“The struggle for the liberation of bodies is transhistoric”

By Valentine Faure

Posted today at 00:37

Growing up in a homosexual family in England in the 1980s, when British law still prohibited “Promotion of homosexuality”, Olivia Laing went to her first Pride Walk at age 9. “It seemed obvious to me that it is with bodies in the street that we change the world”, she writes in Everybody, A Book About Freedom (Picador, not translated).

Thirty-five years later, in the United States, Chechnya, Hungary or Poland, “The right to love, to migrate, to manifest, to reproduce or to refuse to do so was becoming almost as fiercely contested as it was at the time of [Wilhelm] Reich “.

Read also (1973): The hidden face of Wilhelm Reich

Ungrateful posterity has especially retained from Wilhelm Reich (1897-1957), renegade disciple of Freud, the “new age” version of his ideas on sexuality and the “orgone accumulator”, a sort of orgasm box that fascinated the counter-culture of the 1950s. But he was also a sexual liberator, who criticized the repressive morality of his time, monogamous marriage, and who saw sexual balance as the guarantor of mental and physical health.

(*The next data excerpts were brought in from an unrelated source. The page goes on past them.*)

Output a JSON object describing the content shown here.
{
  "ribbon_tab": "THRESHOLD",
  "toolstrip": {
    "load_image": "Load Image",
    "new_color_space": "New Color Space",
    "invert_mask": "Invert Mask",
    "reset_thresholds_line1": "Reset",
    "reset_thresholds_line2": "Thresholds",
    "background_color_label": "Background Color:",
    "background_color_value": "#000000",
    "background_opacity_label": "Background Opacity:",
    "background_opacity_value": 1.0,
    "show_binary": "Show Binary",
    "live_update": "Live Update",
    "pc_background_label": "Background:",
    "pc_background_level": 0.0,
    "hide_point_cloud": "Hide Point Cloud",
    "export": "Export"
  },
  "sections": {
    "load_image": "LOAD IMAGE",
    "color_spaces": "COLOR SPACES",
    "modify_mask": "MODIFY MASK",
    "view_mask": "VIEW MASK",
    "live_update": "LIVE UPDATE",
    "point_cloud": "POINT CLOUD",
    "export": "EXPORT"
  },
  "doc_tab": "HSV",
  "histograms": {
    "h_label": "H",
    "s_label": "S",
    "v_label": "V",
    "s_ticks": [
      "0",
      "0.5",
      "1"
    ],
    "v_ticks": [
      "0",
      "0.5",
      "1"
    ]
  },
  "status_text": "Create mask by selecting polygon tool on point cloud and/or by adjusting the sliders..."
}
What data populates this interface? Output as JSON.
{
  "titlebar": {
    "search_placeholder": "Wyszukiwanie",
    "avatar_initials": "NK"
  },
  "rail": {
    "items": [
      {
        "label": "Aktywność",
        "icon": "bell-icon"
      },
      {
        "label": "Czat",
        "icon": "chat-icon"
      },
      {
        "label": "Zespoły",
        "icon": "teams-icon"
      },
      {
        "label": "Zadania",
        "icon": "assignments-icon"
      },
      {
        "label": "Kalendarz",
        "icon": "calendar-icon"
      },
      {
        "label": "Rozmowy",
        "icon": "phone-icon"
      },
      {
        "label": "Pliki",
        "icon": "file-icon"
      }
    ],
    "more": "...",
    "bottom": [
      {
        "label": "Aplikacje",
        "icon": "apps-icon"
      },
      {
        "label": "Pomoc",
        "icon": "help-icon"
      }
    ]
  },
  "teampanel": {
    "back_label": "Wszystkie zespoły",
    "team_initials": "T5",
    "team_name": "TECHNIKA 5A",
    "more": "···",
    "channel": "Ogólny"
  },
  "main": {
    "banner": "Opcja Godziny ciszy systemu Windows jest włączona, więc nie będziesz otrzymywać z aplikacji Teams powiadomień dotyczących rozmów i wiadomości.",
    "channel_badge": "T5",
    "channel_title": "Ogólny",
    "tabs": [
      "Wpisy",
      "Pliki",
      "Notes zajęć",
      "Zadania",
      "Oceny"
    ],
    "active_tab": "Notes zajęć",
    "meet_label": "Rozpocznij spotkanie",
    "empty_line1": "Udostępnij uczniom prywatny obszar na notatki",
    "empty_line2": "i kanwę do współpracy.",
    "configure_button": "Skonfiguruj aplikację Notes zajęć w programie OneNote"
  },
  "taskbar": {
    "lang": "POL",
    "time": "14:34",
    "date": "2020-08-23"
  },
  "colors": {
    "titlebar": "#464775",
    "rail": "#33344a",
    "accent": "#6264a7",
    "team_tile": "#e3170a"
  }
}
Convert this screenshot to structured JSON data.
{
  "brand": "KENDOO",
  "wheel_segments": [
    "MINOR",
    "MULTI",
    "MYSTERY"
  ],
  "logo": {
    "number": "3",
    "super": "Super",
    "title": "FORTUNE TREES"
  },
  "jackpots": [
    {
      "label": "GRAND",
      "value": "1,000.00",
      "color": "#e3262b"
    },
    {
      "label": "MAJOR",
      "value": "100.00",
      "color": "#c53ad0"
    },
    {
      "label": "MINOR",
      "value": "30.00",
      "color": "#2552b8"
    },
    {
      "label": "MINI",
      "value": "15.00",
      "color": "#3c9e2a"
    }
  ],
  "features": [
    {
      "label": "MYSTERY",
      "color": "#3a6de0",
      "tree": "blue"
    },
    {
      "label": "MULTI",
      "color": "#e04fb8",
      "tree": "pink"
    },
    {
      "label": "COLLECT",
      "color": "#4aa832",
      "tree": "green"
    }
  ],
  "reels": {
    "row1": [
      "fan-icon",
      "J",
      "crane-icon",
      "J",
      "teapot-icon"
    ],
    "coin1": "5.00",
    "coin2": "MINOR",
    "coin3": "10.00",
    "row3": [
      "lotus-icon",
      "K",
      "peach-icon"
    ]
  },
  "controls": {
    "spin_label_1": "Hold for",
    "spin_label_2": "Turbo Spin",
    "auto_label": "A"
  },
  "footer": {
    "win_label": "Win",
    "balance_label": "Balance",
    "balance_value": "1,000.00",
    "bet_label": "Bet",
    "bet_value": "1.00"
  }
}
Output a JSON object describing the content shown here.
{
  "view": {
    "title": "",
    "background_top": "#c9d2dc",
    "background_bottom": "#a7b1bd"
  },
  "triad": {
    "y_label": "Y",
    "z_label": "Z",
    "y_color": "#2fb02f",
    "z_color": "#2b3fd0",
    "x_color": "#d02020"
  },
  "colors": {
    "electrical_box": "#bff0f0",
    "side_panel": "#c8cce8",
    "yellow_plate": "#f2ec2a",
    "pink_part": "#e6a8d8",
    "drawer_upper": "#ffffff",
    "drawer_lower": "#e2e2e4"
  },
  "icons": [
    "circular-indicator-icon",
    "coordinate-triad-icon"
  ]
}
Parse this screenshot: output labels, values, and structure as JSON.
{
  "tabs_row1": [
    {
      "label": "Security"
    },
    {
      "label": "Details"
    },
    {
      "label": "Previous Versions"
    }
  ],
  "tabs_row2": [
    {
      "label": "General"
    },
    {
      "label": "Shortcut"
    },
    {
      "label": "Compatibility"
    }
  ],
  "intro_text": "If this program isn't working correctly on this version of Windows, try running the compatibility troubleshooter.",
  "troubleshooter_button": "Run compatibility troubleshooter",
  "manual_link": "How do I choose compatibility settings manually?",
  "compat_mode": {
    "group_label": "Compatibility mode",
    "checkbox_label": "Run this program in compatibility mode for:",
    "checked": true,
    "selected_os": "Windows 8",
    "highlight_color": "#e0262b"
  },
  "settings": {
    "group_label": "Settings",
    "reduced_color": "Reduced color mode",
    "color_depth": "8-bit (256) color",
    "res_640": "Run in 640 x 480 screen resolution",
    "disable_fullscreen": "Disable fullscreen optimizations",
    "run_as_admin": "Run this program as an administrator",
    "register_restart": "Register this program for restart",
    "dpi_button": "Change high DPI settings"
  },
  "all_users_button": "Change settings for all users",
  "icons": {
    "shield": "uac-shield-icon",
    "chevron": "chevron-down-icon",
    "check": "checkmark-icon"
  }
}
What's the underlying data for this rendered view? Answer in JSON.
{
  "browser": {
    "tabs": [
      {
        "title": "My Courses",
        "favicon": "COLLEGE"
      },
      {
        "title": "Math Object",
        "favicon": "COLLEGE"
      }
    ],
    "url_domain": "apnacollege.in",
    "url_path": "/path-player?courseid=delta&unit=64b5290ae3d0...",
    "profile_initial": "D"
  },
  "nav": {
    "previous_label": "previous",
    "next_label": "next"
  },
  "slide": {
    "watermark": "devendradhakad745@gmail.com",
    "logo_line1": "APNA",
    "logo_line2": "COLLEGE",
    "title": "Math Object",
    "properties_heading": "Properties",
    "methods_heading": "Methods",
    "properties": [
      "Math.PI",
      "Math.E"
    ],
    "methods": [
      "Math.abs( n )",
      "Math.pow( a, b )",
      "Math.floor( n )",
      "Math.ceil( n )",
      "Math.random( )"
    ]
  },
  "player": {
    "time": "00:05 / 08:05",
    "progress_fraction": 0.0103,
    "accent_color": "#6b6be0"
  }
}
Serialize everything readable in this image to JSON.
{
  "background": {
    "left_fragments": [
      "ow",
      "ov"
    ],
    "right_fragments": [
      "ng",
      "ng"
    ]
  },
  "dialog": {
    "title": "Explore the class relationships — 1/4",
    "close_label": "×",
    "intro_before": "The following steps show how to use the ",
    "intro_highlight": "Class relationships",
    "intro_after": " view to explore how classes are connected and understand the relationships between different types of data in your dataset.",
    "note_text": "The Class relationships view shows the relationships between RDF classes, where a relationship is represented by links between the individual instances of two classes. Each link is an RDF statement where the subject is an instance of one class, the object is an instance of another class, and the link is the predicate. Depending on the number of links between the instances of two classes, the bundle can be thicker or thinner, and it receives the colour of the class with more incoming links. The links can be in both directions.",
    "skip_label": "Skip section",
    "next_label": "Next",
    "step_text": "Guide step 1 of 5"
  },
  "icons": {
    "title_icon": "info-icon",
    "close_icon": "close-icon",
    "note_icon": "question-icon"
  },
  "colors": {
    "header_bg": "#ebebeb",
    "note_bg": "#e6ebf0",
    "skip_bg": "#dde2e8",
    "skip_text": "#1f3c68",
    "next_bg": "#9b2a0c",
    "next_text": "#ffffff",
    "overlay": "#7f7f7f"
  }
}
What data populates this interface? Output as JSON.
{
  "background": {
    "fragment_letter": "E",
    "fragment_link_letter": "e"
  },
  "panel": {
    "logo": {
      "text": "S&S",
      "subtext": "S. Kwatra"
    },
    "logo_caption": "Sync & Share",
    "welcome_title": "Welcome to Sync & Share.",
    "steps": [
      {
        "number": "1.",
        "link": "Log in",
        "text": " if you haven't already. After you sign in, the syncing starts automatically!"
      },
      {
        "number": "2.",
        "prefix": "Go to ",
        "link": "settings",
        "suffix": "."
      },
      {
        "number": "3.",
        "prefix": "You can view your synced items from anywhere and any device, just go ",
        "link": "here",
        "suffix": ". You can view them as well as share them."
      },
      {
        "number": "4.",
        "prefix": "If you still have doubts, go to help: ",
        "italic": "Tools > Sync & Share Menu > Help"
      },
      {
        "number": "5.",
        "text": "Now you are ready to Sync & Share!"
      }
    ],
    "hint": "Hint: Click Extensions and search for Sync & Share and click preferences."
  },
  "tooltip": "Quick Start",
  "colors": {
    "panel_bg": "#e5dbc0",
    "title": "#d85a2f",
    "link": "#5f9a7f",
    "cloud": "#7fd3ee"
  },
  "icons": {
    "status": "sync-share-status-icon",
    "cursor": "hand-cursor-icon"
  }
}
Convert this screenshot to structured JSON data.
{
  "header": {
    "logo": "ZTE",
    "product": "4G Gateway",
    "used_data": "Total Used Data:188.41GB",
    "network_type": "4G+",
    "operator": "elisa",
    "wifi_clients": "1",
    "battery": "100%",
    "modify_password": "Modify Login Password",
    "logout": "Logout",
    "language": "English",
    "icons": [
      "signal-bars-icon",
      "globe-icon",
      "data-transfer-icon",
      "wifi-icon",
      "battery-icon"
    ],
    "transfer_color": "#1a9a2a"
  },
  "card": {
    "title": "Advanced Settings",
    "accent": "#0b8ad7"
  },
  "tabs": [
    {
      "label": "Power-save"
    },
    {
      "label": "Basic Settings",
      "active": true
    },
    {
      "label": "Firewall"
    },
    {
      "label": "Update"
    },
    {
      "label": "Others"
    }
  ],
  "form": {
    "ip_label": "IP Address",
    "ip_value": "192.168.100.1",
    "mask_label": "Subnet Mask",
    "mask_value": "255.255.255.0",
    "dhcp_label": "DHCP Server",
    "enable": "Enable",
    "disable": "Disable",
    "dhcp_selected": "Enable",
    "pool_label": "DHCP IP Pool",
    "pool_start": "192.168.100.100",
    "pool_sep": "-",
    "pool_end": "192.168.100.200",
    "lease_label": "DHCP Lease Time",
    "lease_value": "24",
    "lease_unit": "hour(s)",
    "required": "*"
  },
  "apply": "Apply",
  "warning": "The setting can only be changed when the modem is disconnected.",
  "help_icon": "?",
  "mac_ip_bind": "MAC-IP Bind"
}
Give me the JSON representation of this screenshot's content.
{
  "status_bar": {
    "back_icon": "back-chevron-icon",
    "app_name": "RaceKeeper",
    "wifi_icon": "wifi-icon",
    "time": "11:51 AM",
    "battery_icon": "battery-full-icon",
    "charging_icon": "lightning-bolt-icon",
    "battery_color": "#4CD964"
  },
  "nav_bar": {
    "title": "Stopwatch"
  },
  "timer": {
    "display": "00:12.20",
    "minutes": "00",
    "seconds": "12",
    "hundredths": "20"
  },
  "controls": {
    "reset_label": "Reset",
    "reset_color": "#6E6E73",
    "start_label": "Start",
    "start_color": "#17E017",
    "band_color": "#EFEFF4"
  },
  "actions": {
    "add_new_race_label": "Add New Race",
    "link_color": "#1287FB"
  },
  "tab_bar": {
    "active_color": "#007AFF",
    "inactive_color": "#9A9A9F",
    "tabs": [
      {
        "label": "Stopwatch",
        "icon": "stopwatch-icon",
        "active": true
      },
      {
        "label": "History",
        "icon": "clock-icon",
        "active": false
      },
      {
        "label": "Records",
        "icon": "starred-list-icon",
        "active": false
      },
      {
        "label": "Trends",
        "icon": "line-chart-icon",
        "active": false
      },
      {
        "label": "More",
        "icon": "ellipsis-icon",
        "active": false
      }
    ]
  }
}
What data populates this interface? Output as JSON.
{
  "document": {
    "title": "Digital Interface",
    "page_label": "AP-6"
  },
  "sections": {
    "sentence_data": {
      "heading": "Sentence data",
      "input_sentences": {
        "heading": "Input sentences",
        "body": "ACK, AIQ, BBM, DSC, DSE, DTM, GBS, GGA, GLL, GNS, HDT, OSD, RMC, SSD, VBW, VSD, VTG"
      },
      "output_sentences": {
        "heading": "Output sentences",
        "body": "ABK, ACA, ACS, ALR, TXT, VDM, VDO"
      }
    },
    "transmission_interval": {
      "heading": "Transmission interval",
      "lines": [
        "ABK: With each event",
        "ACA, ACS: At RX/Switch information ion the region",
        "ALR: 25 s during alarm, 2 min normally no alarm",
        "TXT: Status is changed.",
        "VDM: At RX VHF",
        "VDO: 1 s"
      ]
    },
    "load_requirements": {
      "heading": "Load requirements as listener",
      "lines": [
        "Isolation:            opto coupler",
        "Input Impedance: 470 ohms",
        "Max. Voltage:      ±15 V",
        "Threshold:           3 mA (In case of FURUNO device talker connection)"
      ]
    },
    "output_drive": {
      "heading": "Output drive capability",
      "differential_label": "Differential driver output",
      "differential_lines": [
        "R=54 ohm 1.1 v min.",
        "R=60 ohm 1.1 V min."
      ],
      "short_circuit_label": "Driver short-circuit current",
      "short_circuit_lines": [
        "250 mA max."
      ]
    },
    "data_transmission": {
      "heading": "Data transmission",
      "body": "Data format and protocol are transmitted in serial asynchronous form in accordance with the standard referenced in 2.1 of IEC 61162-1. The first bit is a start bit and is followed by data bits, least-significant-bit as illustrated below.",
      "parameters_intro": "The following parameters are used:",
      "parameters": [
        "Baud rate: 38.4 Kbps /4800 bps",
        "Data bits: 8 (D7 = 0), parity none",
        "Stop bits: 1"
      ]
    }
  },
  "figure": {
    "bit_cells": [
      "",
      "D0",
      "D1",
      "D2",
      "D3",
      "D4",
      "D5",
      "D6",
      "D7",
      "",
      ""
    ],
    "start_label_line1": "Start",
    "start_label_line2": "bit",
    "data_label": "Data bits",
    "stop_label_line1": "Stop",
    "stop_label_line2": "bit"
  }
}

Author of a novel and several highly regarded non-fiction works, Olivia Laing weaves around the life of Reich a network of ideas, experiences, reflections on bodies, sex, illness, imprisonment , worn by other characters – essayists Susan Sontag and Andrea Dworkin, Malcolm X, writer Christopher Isherwood or poet Kathy Acker. Through them, Laing demonstrates that the story of the liberation of bodies is neither linear nor led by perfect heroes: it moves forward and backward, “Like a two-beat dance”.

You open your book by explaining the context in which you started it. How did Black Lives Matter and the refugee crisis lead you to work on the specific issue of bodies?

I actually started writing during the refugee crisis, at the time of the rise of the far right in Europe, of Brexit and just before Donald Trump came to power.

I wanted to know if the great liberation movements of the XXe century, namely civil rights, feminism, sexual liberation and the liberation of homosexuals, had achieved their ends, or if it was a kind of perpetual two-beat dance, liberation against repression, which always goes one step further. forward and a step back, and where you always lose a little and then gain a little. So I tried to answer these questions through a journey through ideas about bodies, bodily violence and bodily power.

You have 75.91% of this article left to read. The rest is for subscribers only.